For some of its users, Company Drinks is a gardening space, a source of healthy eating, for others a common room, after-school entertainment, a space for exercise, paid employment. It is also an art practice and an artist’s studio. As an example of learning from and with others, Company Drinks will collaborate with the Whitworth Community Garden and its users to co-produce and sell a joint elderflower cordial. Together, they will host foraging trips and processing workshops in our city to initiate a community-led drinks company here in Manchester that will continue beyond the lifespan of the show.

Over 6000 miles away, in the town of Lusanga, in the Democratic Republic of the Congo, an art cooperative of plantation workers are reforming economies of the land. Cercle d’Art des Travailleurs de Plantation Congolaise, (CATPC) translated as the Congolese Plantation Workers Art League, operate from a former Unilever palm oil plantation. The cooperative makes sculptures from the plantation’s raw materials as well as drawings and videos that speak to the collective experience of colonial extraction of resources from their region. A selection of sculptures, ink drawings and a six-part video work made in collaboration with Dutch artist Renzo Martens will be presented in the exhibition. A large-scale diagram will illustrate how, through the sale of their works via the Western art market, they generate income to buy back depleted plantation land for the community and carry out the re-introduction of biodiversity into the exhausted crop fields, creating long-term food security.

As Company Drinks and CATPC demonstrate, the projects in Economics the Blockbuster are founded and made by artists and the local communities in which they live. They emerge from the resources and knowledges held in those communities, enabling them to collectively reclaim their economies in order to better serve their needs.
A key question for the gallery team is how can such models of self-organisation and collective practice infiltrate and transform larger organisations like the Whitworth? We have begun to explore this through a long-term collaboration with Centre for Plausible Economies, another participating art project in the exhibition.

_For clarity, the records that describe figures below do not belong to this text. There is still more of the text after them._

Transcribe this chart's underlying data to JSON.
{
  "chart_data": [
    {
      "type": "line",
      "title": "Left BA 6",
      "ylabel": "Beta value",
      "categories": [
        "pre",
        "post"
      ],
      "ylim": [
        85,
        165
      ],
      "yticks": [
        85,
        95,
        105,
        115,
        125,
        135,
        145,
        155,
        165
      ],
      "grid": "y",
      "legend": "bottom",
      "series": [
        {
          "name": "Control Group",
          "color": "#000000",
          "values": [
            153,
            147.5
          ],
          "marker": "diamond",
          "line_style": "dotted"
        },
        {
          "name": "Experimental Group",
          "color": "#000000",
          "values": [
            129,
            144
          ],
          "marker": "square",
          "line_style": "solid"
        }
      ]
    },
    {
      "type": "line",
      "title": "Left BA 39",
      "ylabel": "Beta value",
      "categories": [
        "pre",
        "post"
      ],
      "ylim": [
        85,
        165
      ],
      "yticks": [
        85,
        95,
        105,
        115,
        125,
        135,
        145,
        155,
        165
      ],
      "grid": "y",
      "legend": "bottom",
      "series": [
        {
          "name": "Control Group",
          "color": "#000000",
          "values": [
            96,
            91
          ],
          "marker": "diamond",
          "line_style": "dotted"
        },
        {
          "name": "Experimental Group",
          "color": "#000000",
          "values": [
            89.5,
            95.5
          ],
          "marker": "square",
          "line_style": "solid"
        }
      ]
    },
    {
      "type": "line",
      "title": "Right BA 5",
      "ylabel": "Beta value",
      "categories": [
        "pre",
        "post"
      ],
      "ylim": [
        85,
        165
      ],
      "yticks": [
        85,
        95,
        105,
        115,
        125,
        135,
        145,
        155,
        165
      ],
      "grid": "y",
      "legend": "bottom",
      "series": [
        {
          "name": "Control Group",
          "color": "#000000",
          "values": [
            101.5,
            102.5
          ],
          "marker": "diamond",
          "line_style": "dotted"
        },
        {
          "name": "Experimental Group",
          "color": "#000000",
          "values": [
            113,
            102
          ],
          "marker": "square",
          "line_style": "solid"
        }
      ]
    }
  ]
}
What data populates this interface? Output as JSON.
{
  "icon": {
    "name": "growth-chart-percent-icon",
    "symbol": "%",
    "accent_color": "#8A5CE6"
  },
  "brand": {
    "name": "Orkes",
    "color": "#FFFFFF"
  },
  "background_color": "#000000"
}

Set up in 2018 by artist Kathrin Böhm and curator Kuba Szreder, Centre for Plausible Economies (CPE) is a platform for re-thinking economic systems. They facilitate workshops and discussions that use drawing as a tool to map out and make visible the everyday economies in which we participate. These drawings are then used to imagine new ways in which economies can be understood and reorganised from the ground up, creating a much-needed creative dialogue between art, economy and community action.

Over the last year, Whitworth staff have been working with CPE to understand how parts of our gallery operate, what value systems they support and what vital activities go unnoticed and ignored. How might we re-draw this to create a more equitable, honest and caring system? A central drawing room in the exhibition will display the drawings made by staff, inviting visitors to have their say and help us shape our gallery’s economy for the better. The space will also act as a studio for everyone to map out their own economic activity; it could be drawing how your football club operates, your home, an allotment or your office.

Finally, a ‘blockbuster’ exhibition on art as economic practice would not be complete without merchandise. Iumbung Kios, a global network of artists forging a self-driven, sustainable economic model for selling their work, will be providing merchandise with a purpose. Artists within the group collaborate with makers local to the kios to create products investing into local manufacturing and craft industries. The kios sells the work to generate funds for a collective pot, re-distributing the wealth equally across the network. A Iumbung Kios at the gallery will sell wares to visitors and will sit alongside produce and toolkits made by other artists in the show, from a box of chocolates by CATPC to RE-drawing kits by Centre for Plausible Economies.

Come drink some cordial, draw your economy, forage some fruit, watch a film, buy a pencil. Join us in imagining, making and testing new systems that help us to live together better.